Никита Вельяминов смотрел на потенциального зятя с плохо скрытым раздражением. Не нравился ему Дмитрий Щербатов, хоть убей, а не нравился! Оно, конечно, князья Щербатовы хоть и всего лишь младшая ветвь Оболенских, но все же роду высокого и честного. И потомкам татарского мурзы Чета[37]

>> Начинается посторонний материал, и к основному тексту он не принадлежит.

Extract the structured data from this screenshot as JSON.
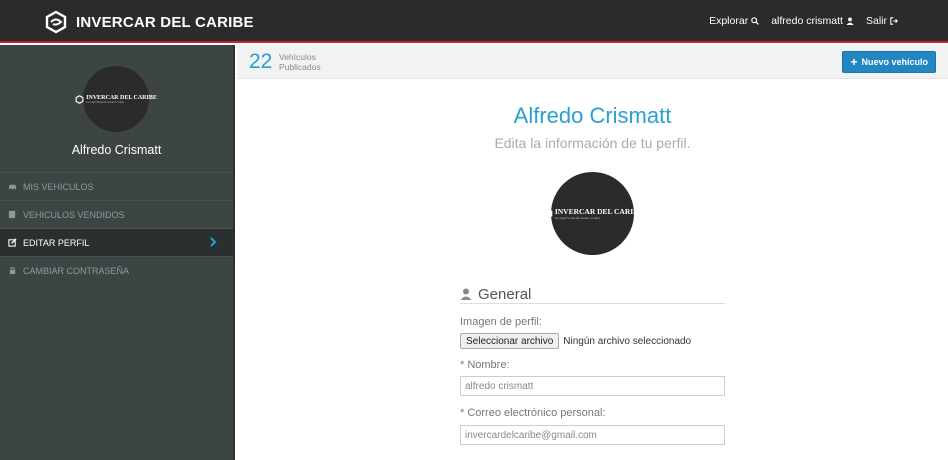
{
  "topbar": {
    "brand": "INVERCAR DEL CARIBE",
    "nav": {
      "explore": "Explorar",
      "user": "alfredo crismatt",
      "logout": "Salir"
    }
  },
  "sidebar": {
    "avatar_logo": {
      "main": "INVERCAR DEL CARIBE",
      "sub": "La mejor forma de vender tu carro"
    },
    "user_name": "Alfredo Crismatt",
    "items": [
      {
        "label": "MIS VEHICULOS",
        "icon": "car-icon"
      },
      {
        "label": "VEHICULOS VENDIDOS",
        "icon": "book-icon"
      },
      {
        "label": "EDITAR PERFIL",
        "icon": "edit-icon",
        "active": true
      },
      {
        "label": "CAMBIAR CONTRASEÑA",
        "icon": "lock-icon"
      }
    ]
  },
  "subheader": {
    "count": "22",
    "count_line1": "Vehículos",
    "count_line2": "Publicados",
    "new_button": "Nuevo vehículo"
  },
  "profile": {
    "name": "Alfredo Crismatt",
    "subtitle": "Edita la información de tu perfil.",
    "logo": {
      "main": "INVERCAR DEL CARIBE",
      "sub": "La mejor forma de vender tu carro"
    }
  },
  "form": {
    "section_title": "General",
    "image_label": "Imagen de perfil:",
    "file_button": "Seleccionar archivo",
    "file_status": "Ningún archivo seleccionado",
    "name_label": "* Nombre:",
    "name_value": "alfredo crismatt",
    "email_label": "* Correo electrónico personal:",
    "email_value": "invercardelcaribe@gmail.com"
  },
  "colors": {
    "accent": "#2a9fd6",
    "topbar_border": "#c0262d",
    "sidebar": "#3d4444",
    "button": "#2286c3"
  }
}
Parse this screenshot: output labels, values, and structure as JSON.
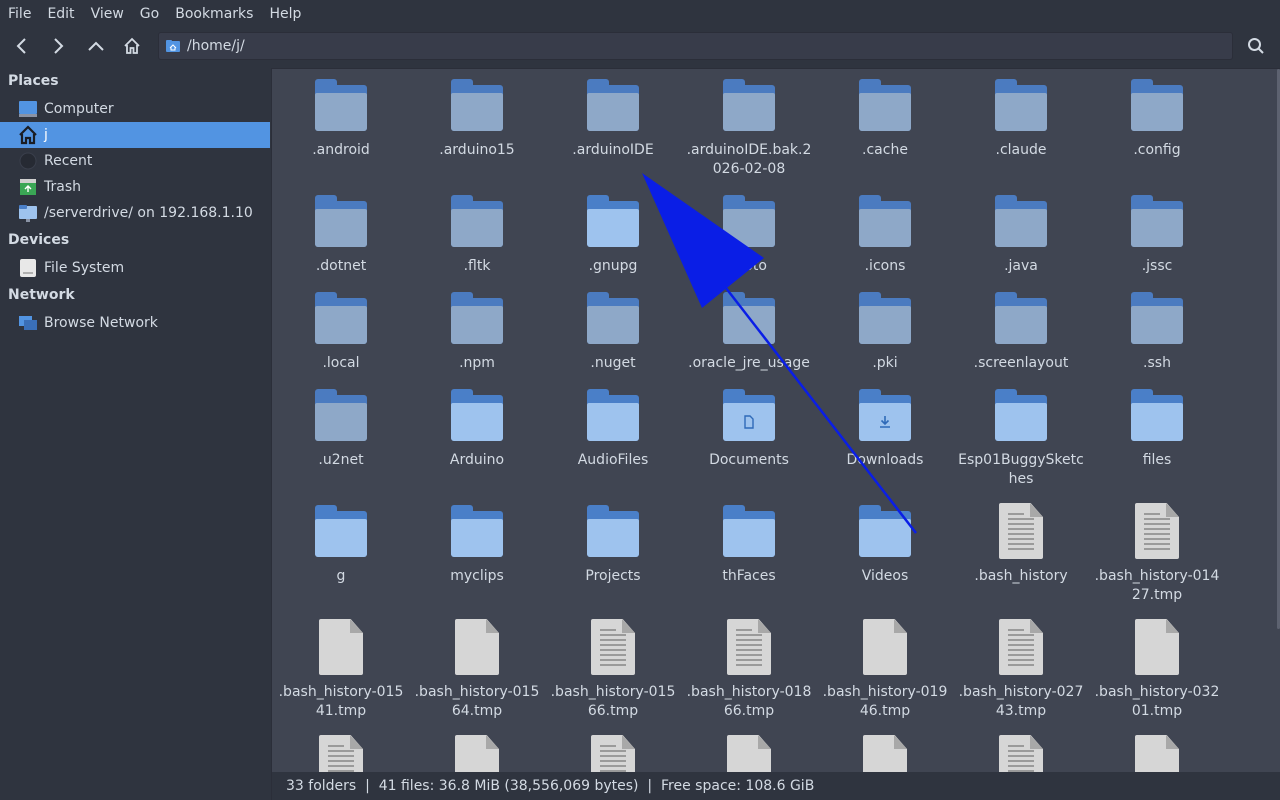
{
  "menubar": {
    "items": [
      "File",
      "Edit",
      "View",
      "Go",
      "Bookmarks",
      "Help"
    ]
  },
  "toolbar": {
    "back_icon": "chevron-left-icon",
    "forward_icon": "chevron-right-icon",
    "up_icon": "chevron-up-icon",
    "home_icon": "home-icon",
    "location_path": "/home/j/",
    "search_icon": "search-icon"
  },
  "sidebar": {
    "places_heading": "Places",
    "places": [
      {
        "label": "Computer",
        "icon": "computer-icon"
      },
      {
        "label": "j",
        "icon": "home-folder-icon",
        "selected": true
      },
      {
        "label": "Recent",
        "icon": "recent-icon"
      },
      {
        "label": "Trash",
        "icon": "trash-icon"
      },
      {
        "label": "/serverdrive/ on 192.168.1.10",
        "icon": "network-drive-icon"
      }
    ],
    "devices_heading": "Devices",
    "devices": [
      {
        "label": "File System",
        "icon": "drive-icon"
      }
    ],
    "network_heading": "Network",
    "network": [
      {
        "label": "Browse Network",
        "icon": "network-icon"
      }
    ]
  },
  "files": [
    {
      "name": ".android",
      "kind": "folder",
      "hidden": true
    },
    {
      "name": ".arduino15",
      "kind": "folder",
      "hidden": true
    },
    {
      "name": ".arduinoIDE",
      "kind": "folder",
      "hidden": true
    },
    {
      "name": ".arduinoIDE.bak.2026-02-08",
      "kind": "folder",
      "hidden": true
    },
    {
      "name": ".cache",
      "kind": "folder",
      "hidden": true
    },
    {
      "name": ".claude",
      "kind": "folder",
      "hidden": true
    },
    {
      "name": ".config",
      "kind": "folder",
      "hidden": true
    },
    {
      "name": ".dotnet",
      "kind": "folder",
      "hidden": true
    },
    {
      "name": ".fltk",
      "kind": "folder",
      "hidden": true
    },
    {
      "name": ".gnupg",
      "kind": "folder",
      "hidden": false
    },
    {
      "name": ".hoto",
      "kind": "folder",
      "hidden": true
    },
    {
      "name": ".icons",
      "kind": "folder",
      "hidden": true
    },
    {
      "name": ".java",
      "kind": "folder",
      "hidden": true
    },
    {
      "name": ".jssc",
      "kind": "folder",
      "hidden": true
    },
    {
      "name": ".local",
      "kind": "folder",
      "hidden": true
    },
    {
      "name": ".npm",
      "kind": "folder",
      "hidden": true
    },
    {
      "name": ".nuget",
      "kind": "folder",
      "hidden": true
    },
    {
      "name": ".oracle_jre_usage",
      "kind": "folder",
      "hidden": true
    },
    {
      "name": ".pki",
      "kind": "folder",
      "hidden": true
    },
    {
      "name": ".screenlayout",
      "kind": "folder",
      "hidden": true
    },
    {
      "name": ".ssh",
      "kind": "folder",
      "hidden": true
    },
    {
      "name": ".u2net",
      "kind": "folder",
      "hidden": true
    },
    {
      "name": "Arduino",
      "kind": "folder",
      "hidden": false
    },
    {
      "name": "AudioFiles",
      "kind": "folder",
      "hidden": false
    },
    {
      "name": "Documents",
      "kind": "folder",
      "hidden": false,
      "emblem": "document-icon"
    },
    {
      "name": "Downloads",
      "kind": "folder",
      "hidden": false,
      "emblem": "download-icon"
    },
    {
      "name": "Esp01BuggySketches",
      "kind": "folder",
      "hidden": false
    },
    {
      "name": "files",
      "kind": "folder",
      "hidden": false
    },
    {
      "name": "g",
      "kind": "folder",
      "hidden": false
    },
    {
      "name": "myclips",
      "kind": "folder",
      "hidden": false
    },
    {
      "name": "Projects",
      "kind": "folder",
      "hidden": false
    },
    {
      "name": "thFaces",
      "kind": "folder",
      "hidden": false
    },
    {
      "name": "Videos",
      "kind": "folder",
      "hidden": false
    },
    {
      "name": ".bash_history",
      "kind": "file",
      "lines": true
    },
    {
      "name": ".bash_history-01427.tmp",
      "kind": "file",
      "lines": true
    },
    {
      "name": ".bash_history-01541.tmp",
      "kind": "file",
      "lines": false
    },
    {
      "name": ".bash_history-01564.tmp",
      "kind": "file",
      "lines": false
    },
    {
      "name": ".bash_history-01566.tmp",
      "kind": "file",
      "lines": true
    },
    {
      "name": ".bash_history-01866.tmp",
      "kind": "file",
      "lines": true
    },
    {
      "name": ".bash_history-01946.tmp",
      "kind": "file",
      "lines": false
    },
    {
      "name": ".bash_history-02743.tmp",
      "kind": "file",
      "lines": true
    },
    {
      "name": ".bash_history-03201.tmp",
      "kind": "file",
      "lines": false
    },
    {
      "name": "",
      "kind": "file",
      "lines": true
    },
    {
      "name": "",
      "kind": "file",
      "lines": false
    },
    {
      "name": "",
      "kind": "file",
      "lines": true
    },
    {
      "name": "",
      "kind": "file",
      "lines": false
    },
    {
      "name": "",
      "kind": "file",
      "lines": false
    },
    {
      "name": "",
      "kind": "file",
      "lines": true
    },
    {
      "name": "",
      "kind": "file",
      "lines": false
    }
  ],
  "statusbar": {
    "text": "33 folders  |  41 files: 36.8 MiB (38,556,069 bytes)  |  Free space: 108.6 GiB"
  },
  "colors": {
    "accent": "#5294e2",
    "annotation_arrow": "#0a1ee6"
  }
}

породниться с ним не зазорно, а вот не лежала душа к нему. Уж больно мутный он, этот князь Дмитрий!К тому же новоявленный жених мог бы действовать, как пристало представителю старорусского рода, и прислать сватов, которые сделают все по обычаю. Так нет же, пришел сам и сидит теперь с видом приговоренного к казни. Ну, положим, он сирота, а старший брат где-то в Сибири застрял – сидит на воеводстве в каком-то остроге, но все же есть у них родня! Взять хоть князя Лыкова… Впрочем, мысль о том, что сговариваться пришел бы кто-нибудь вроде боярина Бориса Михайловича, также не доставила окольничему радости.
– Каков же ответ будет? – прервал неловкое молчание жених. – Скажи как есть, Никита Иванович.
– Ну что тут скажешь… – поерзал Вельяминов. – Роду ты честного, хорошего. Государь, опять же, тебя жалует. Послужил ты ему. Спас, сам ведаешь кого, от бунтовщиков…
– …да только ты мне от ворот поворот дашь, – обреченно закончил за него князь.